Reflection for Sunday – October 7, 2018
Today we hear an ancient story about the creation of humankind. It follows the first creation story, the exquisite poem recalling the six days of creation and the day of rest. The ancient Scripture texts relate the beauty of the relationship between two persons and the creative energy that flows from that union.
In Mark’s Gospel, Jesus, in response to a question about divorce, makes a statement that we hear during every wedding. “What God has joined together; no human being must separate.”
I was not called to marry and so I am careful about advice and judgments regarding this way of life.
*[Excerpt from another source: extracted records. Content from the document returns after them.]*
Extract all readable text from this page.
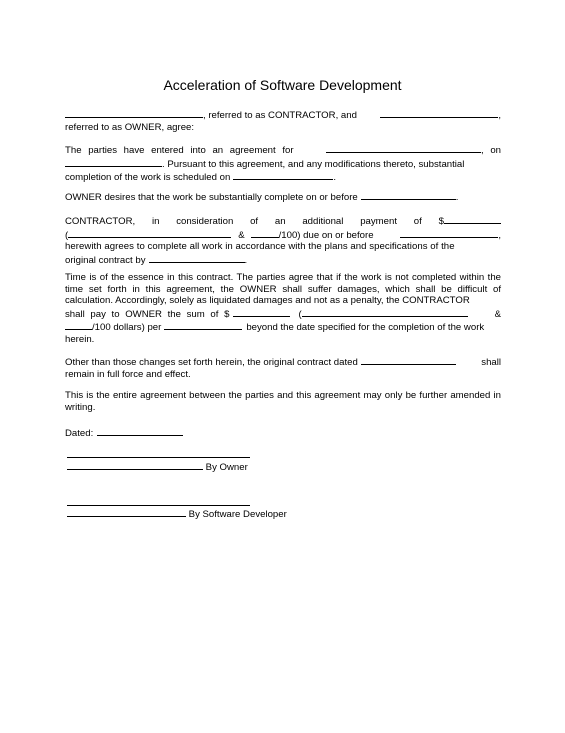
Acceleration of Software Development
, referred to as CONTRACTOR, and	,
referred to as OWNER, agree:
The parties have entered into an agreement for	, on
. Pursuant to this agreement, and any modifications thereto, substantial
completion of the work is scheduled on	.
OWNER desires that the work be substantially complete on or before	.
CONTRACTOR, in consideration of an additional payment of $
(	&	/100) due on or before	,
herewith agrees to complete all work in accordance with the plans and specifications of the
original contract by	.
Time is of the essence in this contract. The parties agree that if the work is not completed within the time set forth in this agreement, the OWNER shall suffer damages, which shall be difficult of calculation. Accordingly, solely as liquidated damages and not as a penalty, the CONTRACTOR
shall pay to OWNER the sum of $	(	&
/100 dollars) per	beyond the date specified for the completion of the work
herein.
Other than those changes set forth herein, the original contract dated	shall
remain in full force and effect.
This is the entire agreement between the parties and this agreement may only be further amended in writing.
Dated:
By Owner
By Software Developer
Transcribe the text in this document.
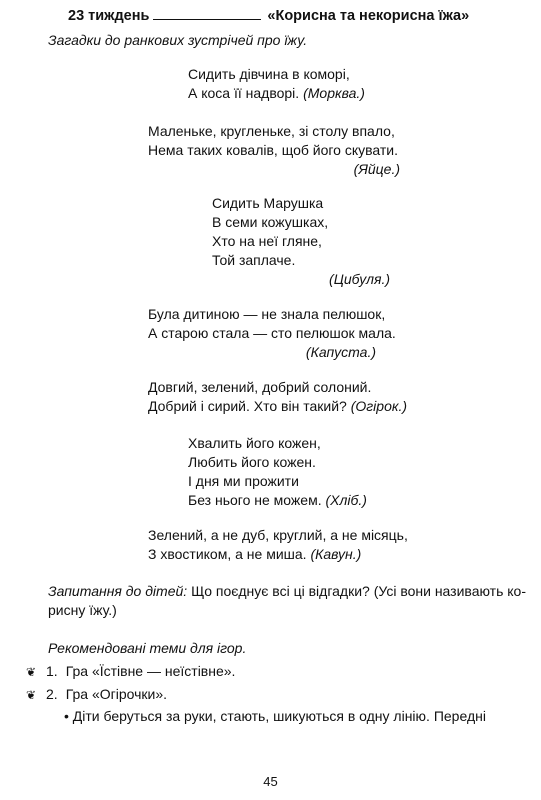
23 тиждень	«Корисна та некорисна їжа»
Загадки до ранкових зустрічей про їжу.
Сидить дівчина в коморі,
А коса її надворі. (Морква.)
Маленьке, кругленьке, зі столу впало,
Нема таких ковалів, щоб його скувати.
(Яйце.)
Сидить Марушка
В семи кожушках,
Хто на неї гляне,
Той заплаче.
(Цибуля.)
Була дитиною — не знала пелюшок,
А старою стала — сто пелюшок мала.
(Капуста.)
Довгий, зелений, добрий солоний.
Добрий і сирий. Хто він такий? (Огірок.)
Хвалить його кожен,
Любить його кожен.
І дня ми прожити
Без нього не можем. (Хліб.)
Зелений, а не дуб, круглий, а не місяць,
З хвостиком, а не миша. (Кавун.)
Запитання до дітей: Що поєднує всі ці відгадки? (Усі вони називають ко-
рисну їжу.)
Рекомендовані теми для ігор.
❦ 1. Гра «Їстівне — неїстівне».
❦ 2. Гра «Огірочки».
• Діти беруться за руки, стають, шикуються в одну лінію. Передні
45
But over many years of ministry, I have witnessed times when human beings have caused separations between and among married people. I have also witnessed times when faith communities have been less than loving to men and women who found divorce the only way to choose life. Often when love and marriage draws differences of faith, race, gender and custom together, human beings and families have by their actions, and judgments, caused separation and division. I have also experienced the pain of spouses when fidelity to the other is broken.
When God in the creation story says that, “…the two of them became one flesh,” there is a balance and equality in this phrase. “Two become one!” But often in different cultures and even our own, that equality between men and women can be absent.
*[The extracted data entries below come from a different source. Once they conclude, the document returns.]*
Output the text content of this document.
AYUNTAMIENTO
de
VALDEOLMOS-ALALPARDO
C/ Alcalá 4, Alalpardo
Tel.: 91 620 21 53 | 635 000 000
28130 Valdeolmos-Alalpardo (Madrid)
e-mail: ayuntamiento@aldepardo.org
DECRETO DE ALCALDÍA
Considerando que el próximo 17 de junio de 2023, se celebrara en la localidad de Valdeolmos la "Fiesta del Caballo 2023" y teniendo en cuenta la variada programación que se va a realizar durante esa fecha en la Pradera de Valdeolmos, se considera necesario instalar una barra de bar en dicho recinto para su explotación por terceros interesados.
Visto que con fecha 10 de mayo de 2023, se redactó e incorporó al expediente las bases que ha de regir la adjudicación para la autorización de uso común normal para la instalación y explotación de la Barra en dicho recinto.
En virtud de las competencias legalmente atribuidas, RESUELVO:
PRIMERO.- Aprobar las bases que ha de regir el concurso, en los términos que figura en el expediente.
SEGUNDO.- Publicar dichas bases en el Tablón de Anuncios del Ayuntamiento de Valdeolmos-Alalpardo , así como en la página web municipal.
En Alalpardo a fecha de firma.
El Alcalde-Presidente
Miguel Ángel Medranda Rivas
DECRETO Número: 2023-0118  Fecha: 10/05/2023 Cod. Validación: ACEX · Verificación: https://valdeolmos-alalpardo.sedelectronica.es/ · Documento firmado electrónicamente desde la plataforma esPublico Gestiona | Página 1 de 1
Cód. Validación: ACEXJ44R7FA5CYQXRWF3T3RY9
But because of our current experiences and the recent call of Pope Francis to convene Bishops from all over the world to discuss sexual abuse of children and the numbers of children still separated from their immigrant parents, I am moved to focus my reflections this weekend on these realities. In my mind, they are linked to the closing verses in the Gospel from Mark.
The disciples rebuked parents who were bringing their children to Jesus for a touch and blessing. He responded with a rebuke of his own. “Let the children come to me…for the kingdom of God belongs to such as these.” The kingdom belongs to the small dependent ones, the trusting ones, the playful ones, the vulnerable ones, the creative loving ones; the ones who most often lead with their hearts.
As we read about sexual and domestic child abuse by trusted clergy and adults, is it not ironic that the messiah came to us in the form of a weak dependent child? Is it not disturbing that a political system in order to make a point, uses vulnerable children as a tool to establish public policy? A policy that uses separation rather than union and family, to make a point?
The Psalmist this weekend refers to “…children (are) like olive plants around your table.” But plants need tending and care if they are to blossom and thrive. Fear, separation, violence and anxiety stunt the emotional and physical growth of children.
Let us pray for Pope Francis as he addresses this dark chapter in the church’s history. Let us pray for the children abused and separated from their parents. Let us do all we can through letters, prayers, action and words to correct any situation that places children in harm’s way.
“The kingdom of God belongs to such as these.”